Despite recent reports that the intranasal live attenuated influenza vaccine might cause more adverse events in young children than does the inactivated influenza vaccine, the cost-effectiveness of the two approaches remains comparable, according to a study published online Oct. 4 in the Archives of Pediatric and Adolescent Medicine.
In a mathematical simulation model, both the live attenuated vaccine and the inactivated vaccine yielded similar cost-effectiveness ratios of less than $40,000 per quality-adjusted life year (QALY) among children under 5 years, which compares well with other well-accepted pediatric interventions, said Lisa A. Prosser, Ph.D., of the University of Michigan Health System, Ann Arbor, and her associates.
The investigators assessed the cost-effectiveness of each of the vaccines and of no vaccination using a mathematical simulation model that estimated the effects on influenza-related health outcomes in a hypothetical cohort of healthy children aged 6 months to 4 years. They had previously reported that the same model showed comparable cost-effectiveness between the two vaccine strategies in 2006. They now report their results using the same simulation program but incorporating more recent epidemiologic data on adverse events such as wheezing and fever and on the costs of influenza-related hospitalizations.

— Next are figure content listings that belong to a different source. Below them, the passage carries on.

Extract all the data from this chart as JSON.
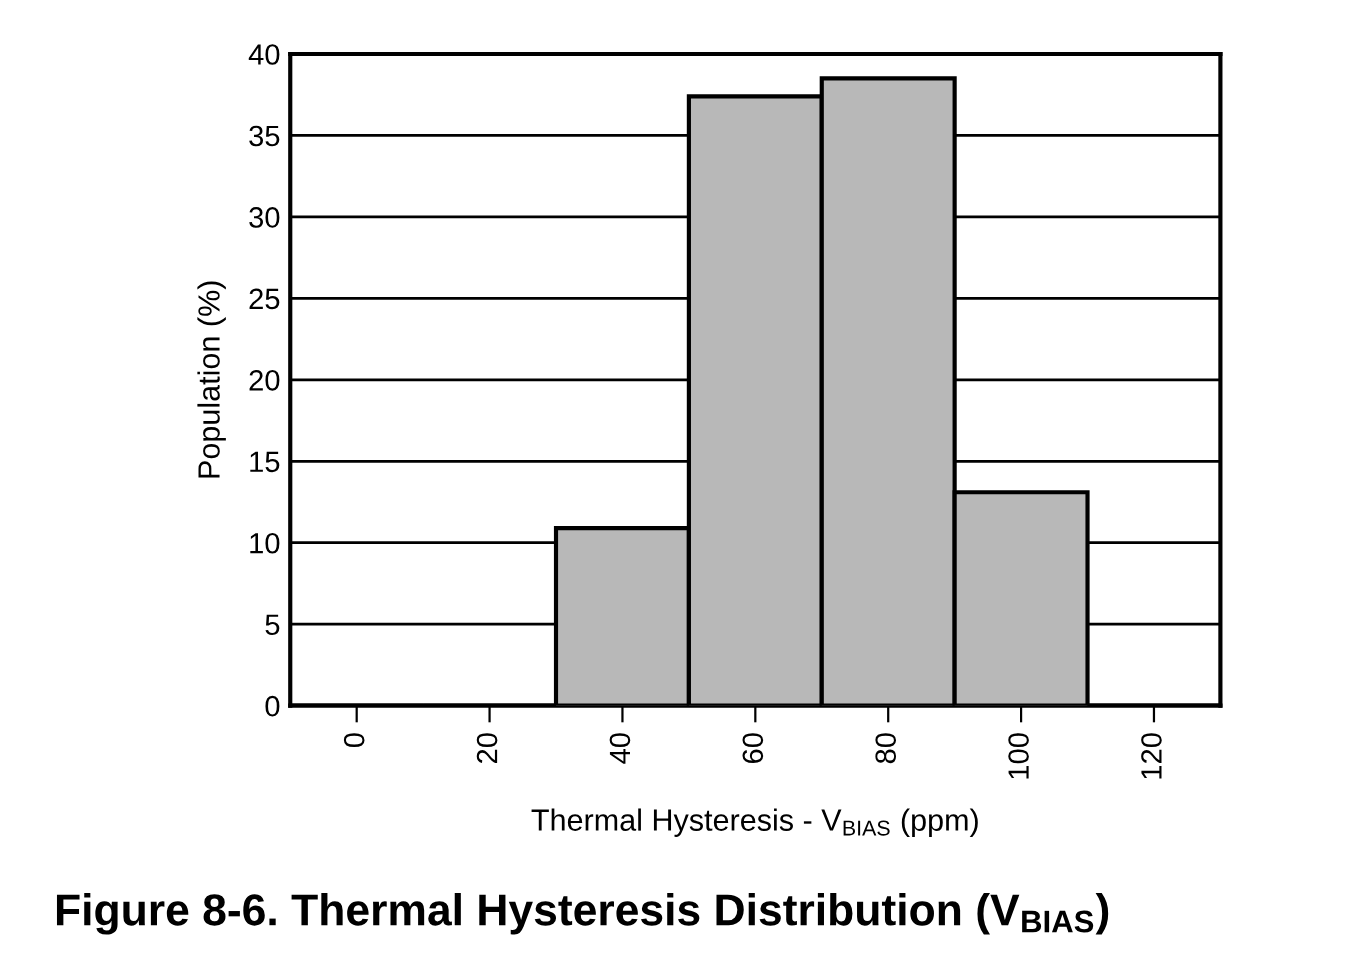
{
  "chart_data": {
    "type": "bar",
    "title": "Figure 8-6. Thermal Hysteresis Distribution (V$_{BIAS}$)",
    "xlabel": "Thermal Hysteresis - V$_{BIAS}$ (ppm)",
    "ylabel": "Population (%)",
    "categories": [
      "0",
      "20",
      "40",
      "60",
      "80",
      "100",
      "120"
    ],
    "values": [
      0,
      0,
      10.9,
      37.4,
      38.5,
      13.1,
      0
    ],
    "color": "#b8b8b8",
    "ylim": [
      0,
      40
    ],
    "yticks": [
      0,
      5,
      10,
      15,
      20,
      25,
      30,
      35,
      40
    ],
    "grid": "y",
    "legend": false
  }
}
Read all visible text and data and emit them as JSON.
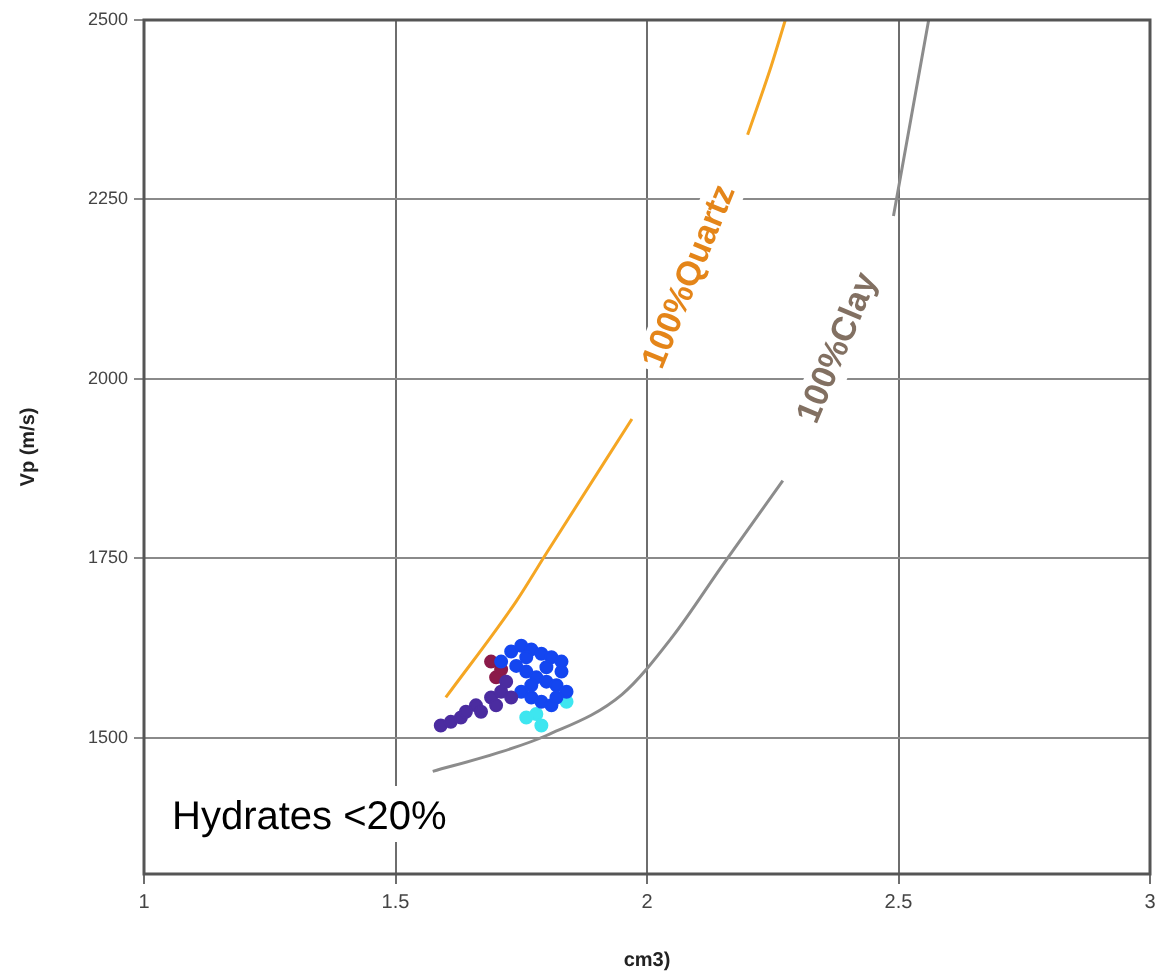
{
  "chart_data": {
    "type": "scatter",
    "xlabel": "cm3)",
    "ylabel": "Vp (m/s)",
    "xlim": [
      1,
      3
    ],
    "xticks": [
      1,
      1.5,
      2,
      2.5,
      3
    ],
    "ylim": [
      1310,
      2500
    ],
    "yticks": [
      1500,
      1750,
      2000,
      2250,
      2500
    ],
    "grid": true,
    "marker": "circle",
    "series": [
      {
        "type": "line",
        "marker": "none",
        "color": "#f5a623",
        "x": [
          1.6,
          1.74,
          1.8,
          1.97,
          2.1,
          2.2,
          2.247,
          2.275
        ],
        "values": [
          1556,
          1690,
          1757,
          1944,
          null,
          2340,
          2436,
          2500
        ]
      },
      {
        "type": "line",
        "marker": "none",
        "color": "#8c8c8c",
        "x": [
          1.574,
          1.7,
          1.8,
          1.95,
          2.05,
          2.15,
          2.27,
          2.4,
          2.49,
          2.56
        ],
        "values": [
          1453,
          1478,
          1503,
          1560,
          1640,
          1740,
          1858,
          null,
          2227,
          2500
        ]
      },
      {
        "color": "#4b2ca0",
        "x": [
          1.59,
          1.61,
          1.63,
          1.66,
          1.69,
          1.71,
          1.67,
          1.64,
          1.7,
          1.72,
          1.73
        ],
        "values": [
          1517,
          1522,
          1528,
          1545,
          1556,
          1564,
          1536,
          1536,
          1545,
          1578,
          1556
        ]
      },
      {
        "color": "#1446f0",
        "x": [
          1.71,
          1.73,
          1.75,
          1.77,
          1.79,
          1.81,
          1.83,
          1.74,
          1.76,
          1.78,
          1.8,
          1.82,
          1.84,
          1.75,
          1.77,
          1.79,
          1.81,
          1.83,
          1.76,
          1.8,
          1.82,
          1.77
        ],
        "values": [
          1606,
          1620,
          1628,
          1623,
          1617,
          1612,
          1606,
          1600,
          1592,
          1584,
          1578,
          1573,
          1564,
          1564,
          1556,
          1550,
          1545,
          1592,
          1612,
          1598,
          1556,
          1573
        ]
      },
      {
        "color": "#3ee6f0",
        "x": [
          1.78,
          1.84,
          1.79,
          1.76
        ],
        "values": [
          1533,
          1550,
          1517,
          1528
        ]
      },
      {
        "color": "#8b1a4a",
        "x": [
          1.69,
          1.7,
          1.71
        ],
        "values": [
          1606,
          1584,
          1595
        ]
      }
    ],
    "annotations": [
      "100%Quartz",
      "100%Clay",
      "Hydrates <20%"
    ]
  }
}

In this low-risk hypothetical population, under a wide range of assumptions, the live attenuated vaccine was projected to avert more episodes of influenza, influenza-related hospitalizations, and deaths than was the inactivated vaccine. However, this benefit was somewhat counterbalanced by increase in adverse events with the live attenuated vaccine.
Nevertheless, either vaccine strategy yielded a net health benefit, compared with no vaccination, as measured by quality of life-years gained, Dr. Prosser and her colleagues said (Arch. Pediatr. Adolesc. Med. 2010 [doi:10.1001/archpediatrics.2010.182]).
Under different conditions, the model showed that cost-effectiveness ratios ranged from $20,000/QALY to $33,000/QALY with the live attenuated vaccine. Similarly, cost-effectiveness ratios ranged from $21,000/QALY to $37,000/QALY with the inactivated vaccine.
“One potential limitation of this analysis is the exclusion of herd immunity effects. If these effects were considered, they would likely result in more favorable cost-effectiveness ratios for [both] vaccination options,” the investigators added.
Disclosures: This study was funded by the Centers for Disease Control and Prevention through the Harvard/CDC Joint Initiative in Vaccine Economics. No financial conflicts of interest were reported.